Ottawa Policies Are Shifting Under The New Leadership of Prime Minister Trudeau
“Times have changed, my friends,” Trudeau told the Calgary Petroleum Club. “Social licence is more important than ever. Government may be able to issue permits. But only communities can grant permission.”
The prime minister didn’t help defuse matters last week in Davos when he told international investors that his government wanted them to focus more on Canada’s resourcefulness than its resources.
“The fact is the future of our global economy will be low carbon. That is what was agreed in Paris,” he said in an interview with CBC Radio.
“So the question is how can we manage the transition, helping people to move out of one sector and business to invest in the future economy, and at the same time create the competitiveness countries will have to have in a low-carbon economy and a global marketplace.” CBC, 28 January 2016.
Canada’s new age of uncertainty regarding natural resource development was illustrated most recently by the government’s position on the Energy East pipeline, a 4,600 km pipeline that would transport about 1.1 million barrels of oil per day from Alberta and Saskatchewan to the refineries of Eastern Canada and a marine terminal in New Brunswick. Energy East Pipeline, TransCanada Corporation (NYSE:TRP), accessed Feb. 8/16.
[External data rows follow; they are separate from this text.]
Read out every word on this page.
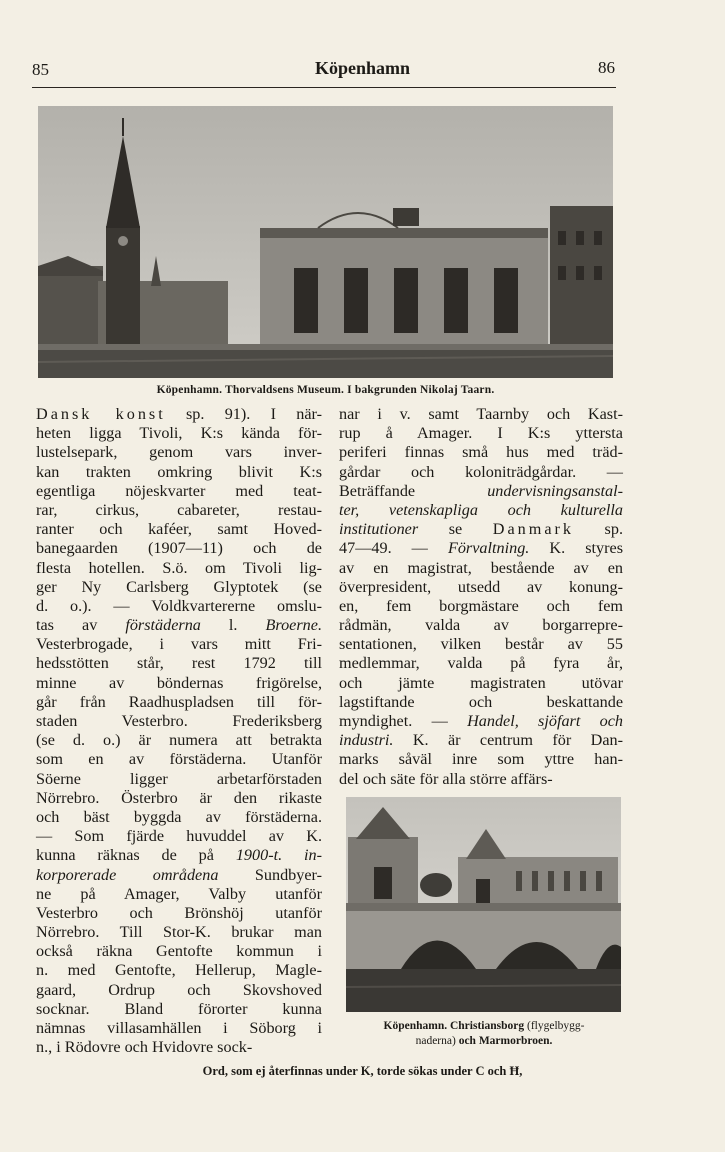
85	Köpenhamn	86
Köpenhamn. Thorvaldsens Museum. I bakgrunden Nikolaj Taarn.
Dansk konst sp. 91). I när-
heten ligga Tivoli, K:s kända för-
lustelsepark, genom vars inver-
kan trakten omkring blivit K:s
egentliga nöjeskvarter med teat-
rar, cirkus, cabareter, restau-
ranter och kaféer, samt Hoved-
banegaarden (1907—11) och de
flesta hotellen. S.ö. om Tivoli lig-
ger Ny Carlsberg Glyptotek (se
d. o.). — Voldkvartererne omslu-
tas av förstäderna l. Broerne.
Vesterbrogade, i vars mitt Fri-
hedsstötten står, rest 1792 till
minne av böndernas frigörelse,
går från Raadhuspladsen till för-
staden Vesterbro. Frederiksberg
(se d. o.) är numera att betrakta
som en av förstäderna. Utanför
Söerne ligger arbetarförstaden
Nörrebro. Österbro är den rikaste
och bäst byggda av förstäderna.
— Som fjärde huvuddel av K.
kunna räknas de på 1900-t. in-
korporerade områdena Sundbyer-
ne på Amager, Valby utanför
Vesterbro och Brönshöj utanför
Nörrebro. Till Stor-K. brukar man
också räkna Gentofte kommun i
n. med Gentofte, Hellerup, Magle-
gaard, Ordrup och Skovshoved
socknar. Bland förorter kunna
nämnas villasamhällen i Söborg i
n., i Rödovre och Hvidovre sock-
nar i v. samt Taarnby och Kast-
rup å Amager. I K:s yttersta
periferi finnas små hus med träd-
gårdar och koloniträdgårdar. —
Beträffande undervisningsanstal-
ter, vetenskapliga och kulturella
institutioner se Danmark sp.
47—49. — Förvaltning. K. styres
av en magistrat, bestående av en
överpresident, utsedd av konung-
en, fem borgmästare och fem
rådmän, valda av borgarrepre-
sentationen, vilken består av 55
medlemmar, valda på fyra år,
och jämte magistraten utövar
lagstiftande och beskattande
myndighet. — Handel, sjöfart och
industri. K. är centrum för Dan-
marks såväl inre som yttre han-
del och säte för alla större affärs-
Köpenhamn. Christiansborg (flygelbygg-
naderna) och Marmorbroen.
Ord, som ej återfinnas under K, torde sökas under C och Ħ,
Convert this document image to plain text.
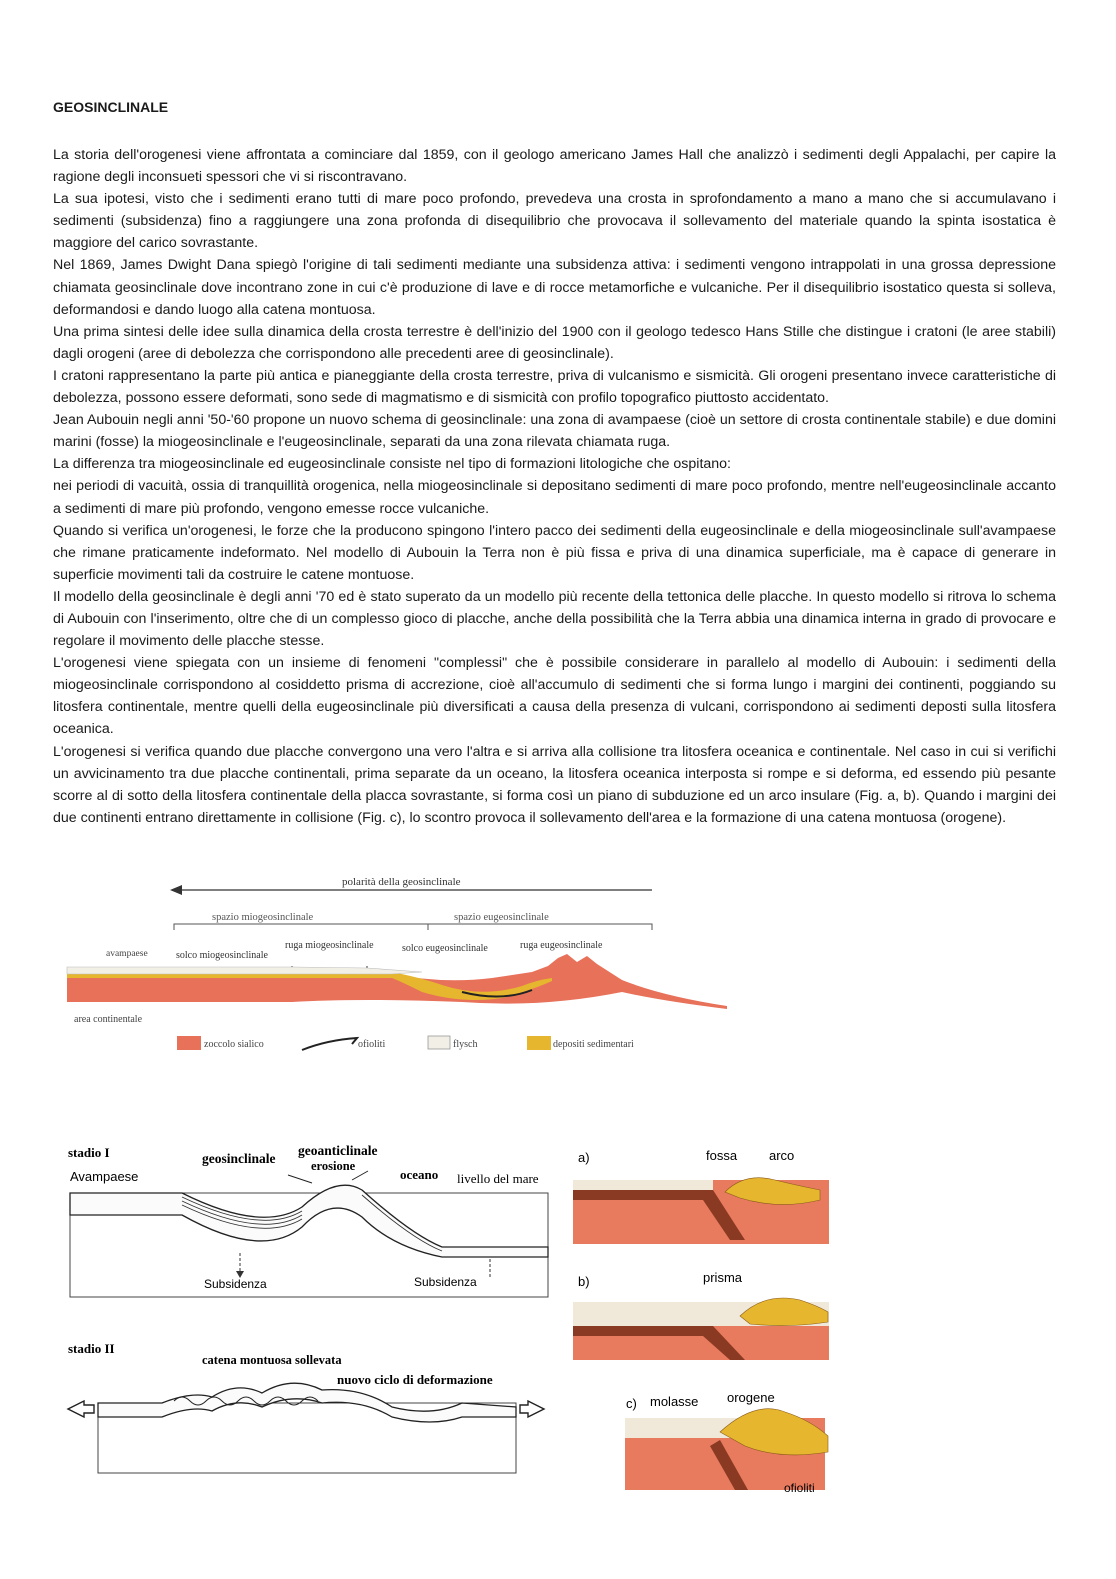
GEOSINCLINALE

La storia dell'orogenesi viene affrontata a cominciare dal 1859, con il geologo americano James Hall che analizzò i sedimenti degli Appalachi, per capire la ragione degli inconsueti spessori che vi si riscontravano.

La sua ipotesi, visto che i sedimenti erano tutti di mare poco profondo, prevedeva una crosta in sprofondamento a mano a mano che si accumulavano i sedimenti (subsidenza) fino a raggiungere una zona profonda di disequilibrio che provocava il sollevamento del materiale quando la spinta isostatica è maggiore del carico sovrastante.

Nel 1869, James Dwight Dana spiegò l'origine di tali sedimenti mediante una subsidenza attiva: i sedimenti vengono intrappolati in una grossa depressione chiamata geosinclinale dove incontrano zone in cui c'è produzione di lave e di rocce metamorfiche e vulcaniche. Per il disequilibrio isostatico questa si solleva, deformandosi e dando luogo alla catena montuosa.

Una prima sintesi delle idee sulla dinamica della crosta terrestre è dell'inizio del 1900 con il geologo tedesco Hans Stille che distingue i cratoni (le aree stabili) dagli orogeni (aree di debolezza che corrispondono alle precedenti aree di geosinclinale).

I cratoni rappresentano la parte più antica e pianeggiante della crosta terrestre, priva di vulcanismo e sismicità. Gli orogeni presentano invece caratteristiche di debolezza, possono essere deformati, sono sede di magmatismo e di sismicità con profilo topografico piuttosto accidentato.

Jean Aubouin negli anni '50-'60 propone un nuovo schema di geosinclinale: una zona di avampaese (cioè un settore di crosta continentale stabile) e due domini marini (fosse) la miogeosinclinale e l'eugeosinclinale, separati da una zona rilevata chiamata ruga.

La differenza tra miogeosinclinale ed eugeosinclinale consiste nel tipo di formazioni litologiche che ospitano:

nei periodi di vacuità, ossia di tranquillità orogenica, nella miogeosinclinale si depositano sedimenti di mare poco profondo, mentre nell'eugeosinclinale accanto a sedimenti di mare più profondo, vengono emesse rocce vulcaniche.

Quando si verifica un'orogenesi, le forze che la producono spingono l'intero pacco dei sedimenti della eugeosinclinale e della miogeosinclinale sull'avampaese che rimane praticamente indeformato. Nel modello di Aubouin la Terra non è più fissa e priva di una dinamica superficiale, ma è capace di generare in superficie movimenti tali da costruire le catene montuose.

Il modello della geosinclinale è degli anni '70 ed è stato superato da un modello più recente della tettonica delle placche. In questo modello si ritrova lo schema di Aubouin con l'inserimento, oltre che di un complesso gioco di placche, anche della possibilità che la Terra abbia una dinamica interna in grado di provocare e regolare il movimento delle placche stesse.

L'orogenesi viene spiegata con un insieme di fenomeni "complessi" che è possibile considerare in parallelo al modello di Aubouin: i sedimenti della miogeosinclinale corrispondono al cosiddetto prisma di accrezione, cioè all'accumulo di sedimenti che si forma lungo i margini dei continenti, poggiando su litosfera continentale, mentre quelli della eugeosinclinale più diversificati a causa della presenza di vulcani, corrispondono ai sedimenti deposti sulla litosfera oceanica.

L'orogenesi si verifica quando due placche convergono una vero l'altra e si arriva alla collisione tra litosfera oceanica e continentale. Nel caso in cui si verifichi un avvicinamento tra due placche continentali, prima separate da un oceano, la litosfera oceanica interposta si rompe e si deforma, ed essendo più pesante scorre al di sotto della litosfera continentale della placca sovrastante, si forma così un piano di subduzione ed un arco insulare (Fig. a, b). Quando i margini dei due continenti entrano direttamente in collisione (Fig. c), lo scontro provoca il sollevamento dell'area e la formazione di una catena montuosa (orogene).

polarità della geosinclinale
spazio miogeosinclinale	spazio eugeosinclinale
avampaese	solco miogeosinclinale
ruga miogeosinclinale	solco eugeosinclinale	ruga eugeosinclinale
area continentale
zoccolo sialico	ofioliti	flysch	depositi sedimentari
stadio I
Avampaese
geosinclinale
geoanticlinale
erosione
oceano livello del mare
Subsidenza	Subsidenza
stadio II
catena montuosa sollevata
nuovo ciclo di deformazione
a)	fossa arco
b)	prisma
c) molasse orogene
ofioliti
When the prime minister was asked whether he would OK the project if it obtains approval under the new, apparently more rigorous National Energy Board (NEB) review process, he declined to affirm or speculate. On Energy East, politics beats science: Trudeau finds new ways to say “NO”, Rebel Media, Feb. 4/16.
The inference is clear: A green light under Canada’s democratic, science-based review process for energy projects may not be enough to secure federal approval.